Damien: Good thinking.

Bill: Do you ever think about doing a scent, Damien?
Damien: Yeah. Formaldehyde by Damien Hirst. If you want to fuck women, wear Formaldehyde. I did get asked to do one once, but I passed. It’s not for me.

Bill: Is your hundred million dollar skull going on the road soon?
Damien: Yes, we’re taking For the Love of God on a world tour, starting at the Hermitage Museum in St. Petersburg in April, then to Korea and China. That’s all we know so far, but it will probably come to New York after that. It’s a four-year tour. You know, a lot of people got fucked up about the price tag, but the way the market is now, it’s looking cheap. It’s definitely one of those things you couldn’t make again. We had to corner the market on diamonds and be super-secretive so we could get the perfect quality. I think they were onto us by the end of it. I’d love for you to see it the next time you’re in London, Jay. It’s in a vault there at the moment. You know, when I made it, I was worried that it might look tacky or bling. I mean, it’s a lot of money to be playing around with. But I’m telling you, it’s a motherfucker. It takes your breath away.
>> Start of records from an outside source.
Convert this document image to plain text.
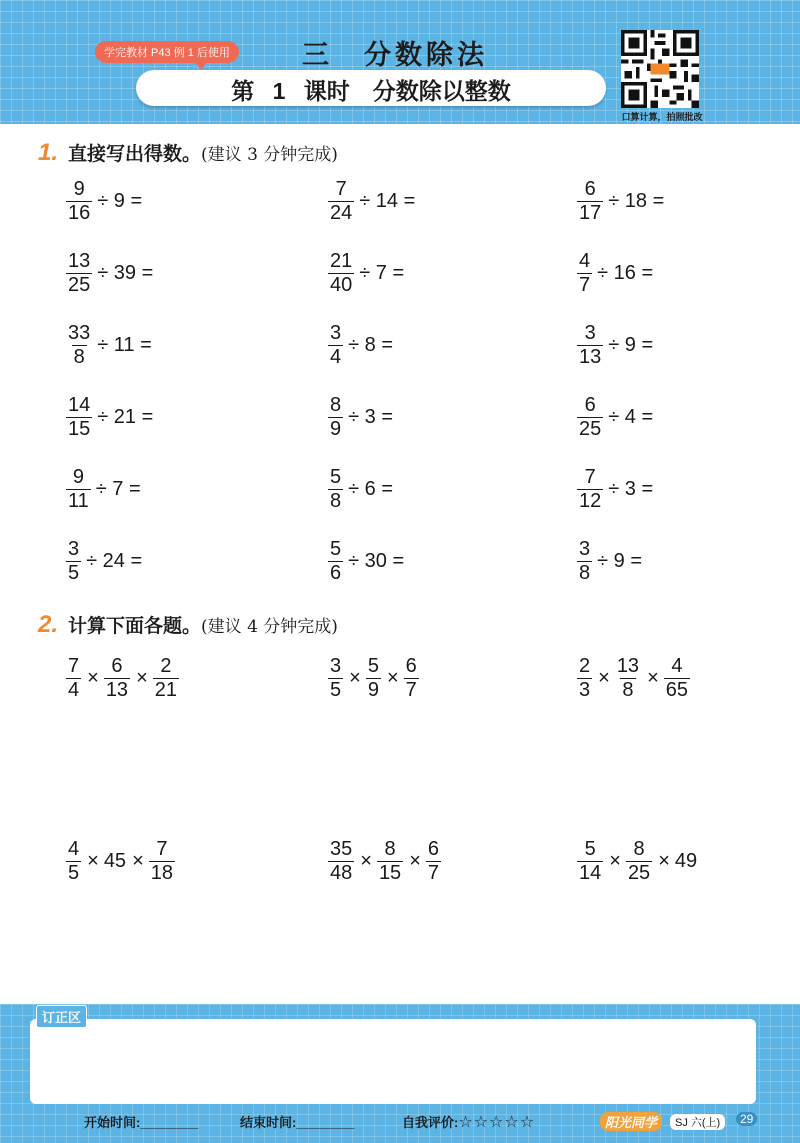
三　分数除法
学完教材 P43 例 1 后使用
第 1 课时　分数除以整数
口算计算，拍照批改
1. 直接写出得数。(建议 3 分钟完成)
$\frac{9}{16} \div 9$ =	$\frac{7}{24} \div 14$ =	$\frac{6}{17} \div 18$ =
$\frac{13}{25} \div 39$ =	$\frac{21}{40} \div 7$ =	$\frac{4}{7} \div 16$ =
$\frac{33}{8} \div 11$ =	$\frac{3}{4} \div 8$ =	$\frac{3}{13} \div 9$ =
$\frac{14}{15} \div 21$ =	$\frac{8}{9} \div 3$ =	$\frac{6}{25} \div 4$ =
$\frac{9}{11} \div 7$ =	$\frac{5}{8} \div 6$ =	$\frac{7}{12} \div 3$ =
$\frac{3}{5} \div 24$ =	$\frac{5}{6} \div 30$ =	$\frac{3}{8} \div 9$ =
2. 计算下面各题。(建议 4 分钟完成)
$\frac{7}{4} \times \frac{6}{13} \times \frac{2}{21}$	$\frac{3}{5} \times \frac{5}{9} \times \frac{6}{7}$	$\frac{2}{3} \times \frac{13}{8} \times \frac{4}{65}$
$\frac{4}{5} \times 45 \times \frac{7}{18}$	$\frac{35}{48} \times \frac{8}{15} \times \frac{6}{7}$	$\frac{5}{14} \times \frac{8}{25} \times 49$
订正区
开始时间:________	结束时间:________	自我评价:☆☆☆☆☆	阳光同学	SJ 六(上)	29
Bill: I wish you’d brought it with you.
Jay Z: Put it on a necklace and bring it over.
Damien: You’d think it might come off as morbid, but for me it goes the other way. It’s like a victory over death — kind of a spiritual thing.

Bill: Speaking of which, what’s your perspective on your own mortality, Jay?
Damien: Can I answer this one for you, Jay? He’s against it!

Bill: So, you’re both anti-mortality.
Jay Z: Actually, I have a line on the latest album that goes, “This is why I be so fresh/I’m trying to beat life cause I can’t cheat death.”

Bill:  It reminds me of the Philip Larkin poem which begins with the lines, “Being brave/Lets no one off the grave.” Damien, you had a Larkin poem in one of your catalogues, no?
Damien: Yeah. There’s another great one that goes, “They fuck you up, your mom and dad/ They don’t mean to, but they do/ They fill you with the faults they had/ And add some extra just for you.”

Bill: Jay, do you ever come up with a title and then write songs to fit it?
Jay Z: Not really. The title of a track pretty much derives from the hook.
Damien: It’s probably better that way — it’s almost like the song names itself. A great title I liked early on was, “Nothing Is a Problem for Me.” I love all those things that say something, and then in the same breath deny it.